As an aside, nothing about Grub would stop you installing a different operating system. I hope you can continue to use Ubuntu and wish you well with it, but you aren't stuck with it.

nothingspecial
January 8th, 2011, 03:54 PM
I think the problem is that, for years, compiling the madwifi drivers was the solution.

So your wireless doesn`t work and you consult uncle google.

He tells you to compile the madwifi drivers, when all you have to do is enable them in Additional Drivers.

Maybe Ubuntu should offer an option, by way of a pop up window thingy, rather than expect new users to find it.

Cleanville
January 8th, 2011, 04:01 PM
Hi and welcome to the forums, nice to see you sorted within 30 minutes with the help of nothingspecial.

As an aside, nothing about Grub would stop you installing a different operating system. I hope you can continue to use Ubuntu and wish you well with it, but you aren't stuck with it.


No, technically the problem is that when doing an UBUNTU single OS install it wipes out the windows loader, which renders the ACER windows erecovery disks useless (and, yes, it was a lot of hours of work to figure that out). yes, you can get the windows loader online, but, no it won't work with the recovery disk type reinstall.

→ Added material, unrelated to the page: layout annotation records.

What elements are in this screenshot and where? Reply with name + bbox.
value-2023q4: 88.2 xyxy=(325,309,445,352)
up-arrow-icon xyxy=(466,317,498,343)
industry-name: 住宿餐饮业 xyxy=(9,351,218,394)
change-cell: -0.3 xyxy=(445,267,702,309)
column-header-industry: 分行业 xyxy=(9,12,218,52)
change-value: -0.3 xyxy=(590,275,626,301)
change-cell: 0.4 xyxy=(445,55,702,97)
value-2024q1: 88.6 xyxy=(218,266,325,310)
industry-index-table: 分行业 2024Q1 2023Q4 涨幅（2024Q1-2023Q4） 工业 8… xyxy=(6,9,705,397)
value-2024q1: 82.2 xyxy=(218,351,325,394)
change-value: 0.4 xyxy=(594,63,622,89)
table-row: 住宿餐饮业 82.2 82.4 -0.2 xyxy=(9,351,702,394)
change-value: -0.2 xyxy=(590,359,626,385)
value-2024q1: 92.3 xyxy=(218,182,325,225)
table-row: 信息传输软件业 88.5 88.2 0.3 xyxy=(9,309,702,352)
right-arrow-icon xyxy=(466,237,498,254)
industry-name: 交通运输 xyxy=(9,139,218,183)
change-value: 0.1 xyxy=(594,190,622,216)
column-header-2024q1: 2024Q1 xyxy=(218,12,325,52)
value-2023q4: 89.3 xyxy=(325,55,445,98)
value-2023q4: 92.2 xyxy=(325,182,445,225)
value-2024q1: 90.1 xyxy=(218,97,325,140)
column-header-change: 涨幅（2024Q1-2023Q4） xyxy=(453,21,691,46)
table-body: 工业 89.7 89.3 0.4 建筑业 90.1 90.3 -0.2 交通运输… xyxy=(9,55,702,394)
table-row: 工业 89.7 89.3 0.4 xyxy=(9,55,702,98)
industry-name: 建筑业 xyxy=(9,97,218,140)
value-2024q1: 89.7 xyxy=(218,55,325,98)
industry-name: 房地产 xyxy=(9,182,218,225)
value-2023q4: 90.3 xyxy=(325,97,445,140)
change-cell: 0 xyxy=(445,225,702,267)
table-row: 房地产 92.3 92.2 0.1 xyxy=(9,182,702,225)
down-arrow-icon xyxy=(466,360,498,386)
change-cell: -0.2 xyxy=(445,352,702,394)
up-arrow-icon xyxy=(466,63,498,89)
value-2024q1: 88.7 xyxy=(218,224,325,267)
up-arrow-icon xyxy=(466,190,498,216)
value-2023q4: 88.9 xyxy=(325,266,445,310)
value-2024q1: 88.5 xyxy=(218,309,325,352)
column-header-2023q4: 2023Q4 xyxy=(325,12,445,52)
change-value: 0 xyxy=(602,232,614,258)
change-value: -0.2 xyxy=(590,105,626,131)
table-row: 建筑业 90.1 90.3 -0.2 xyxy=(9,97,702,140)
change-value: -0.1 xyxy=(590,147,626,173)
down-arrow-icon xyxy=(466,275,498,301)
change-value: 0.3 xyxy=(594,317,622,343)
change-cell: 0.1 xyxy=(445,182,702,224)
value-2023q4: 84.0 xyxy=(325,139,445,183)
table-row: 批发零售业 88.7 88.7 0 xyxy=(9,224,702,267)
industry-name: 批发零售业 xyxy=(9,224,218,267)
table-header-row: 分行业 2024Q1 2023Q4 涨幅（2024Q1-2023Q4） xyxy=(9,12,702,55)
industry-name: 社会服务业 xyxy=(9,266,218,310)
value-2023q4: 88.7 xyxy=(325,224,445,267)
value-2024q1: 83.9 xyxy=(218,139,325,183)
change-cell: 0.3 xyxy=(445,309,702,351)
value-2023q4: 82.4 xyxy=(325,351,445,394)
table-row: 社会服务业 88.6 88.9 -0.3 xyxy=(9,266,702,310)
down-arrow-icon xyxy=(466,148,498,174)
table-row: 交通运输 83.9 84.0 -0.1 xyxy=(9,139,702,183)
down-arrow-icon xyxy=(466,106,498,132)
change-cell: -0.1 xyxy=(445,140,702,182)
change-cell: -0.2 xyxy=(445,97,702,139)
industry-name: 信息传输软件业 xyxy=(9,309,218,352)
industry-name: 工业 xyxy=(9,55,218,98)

I didn't want to do a single UBUNTU OS install, but you can't connect a Broadcom type machine wirelessly thru the WUBI installation and I thought an iso install would help (because build-essential would be on the CDROM). Sadly the iso install would not work for dual boot as far as the partitioning, so I did an UBUNTU single OS install. Then I couldn't "Add CDROM" anyway, so I couldn't get build-essential because the machine was not connected. Obviously, I did eventually move the machine to a wired connection (another hour of work), but the point is that if someone tries to install UBUNTU on a Broadcom wireless card type machine, without having a wired connection, it is basically impossible. This kind of thing is very frustrating to new users, even ones with a fair amount of computer experience. However, I understand that it is Broadcom's fault. I deal with Microsoft in my job in the real world and I know how these companies can be.

nothingspecial
January 8th, 2011, 04:06 PM
The build-essential package is a meta-package that installs various packages required for building code from source.

You didn`t actually need them.

Again, and I feel sorry that you have been put in this situation, the problem is that google led you to an outdated solution. Ubuntu should address this imo.

Cleanville
January 8th, 2011, 04:06 PM
I think the problem is that, for years, compiling the madwifi drivers was the solution.

So your wireless doesn`t work and you consult uncle google.

He tells you to compile the madwifi drivers, when all you have to do is enable them in Additional Drivers.

Maybe Ubuntu should offer an option, by way of a pop up window thingy, rather than expect new users to find it.

The real problem is that in order to connect wirelessly with a Broadcom type wireless setup you have to be connected through a wire to get the things you need to get to connect wirelessly.

That is the answer I needed. Not criticizing, but that is what I needed to know three days ago.

btw, I can't figure out how to mark this thd as "solved"

nothingspecial
January 8th, 2011, 04:09 PM
The real problem is that in order to connect wirelessly with a Broadcom type wireless setup you have to be connected through a wire to get the things you need to get to connect wirelessly.


Yep, that`s it in a nutshell.

Click the thread tools thingy at the top of the page.

lokihound
September 6th, 2012, 12:28 AM
How do I install madwifi if I can't connect hard wired. I have no way to do this - no Ethernet card! I have another computer - so why can't I just download something and put it on a USB or floppy?

lokihound
September 6th, 2012, 01:42 AM
Well I was being stupid - and the interface was not exactly compliant. I was going into Network Connections dialog box (where you can put in settings and such for all your networks), but instead should have clicked on the icon that looks like two arrows= one up and one down to access the wireless networks - and mine was there. No need to get the madwifi thing - and am I glad as it seems way too complicated for me at this particular time! Oh - and I'm using XUbuntu - so the interface is a bit different.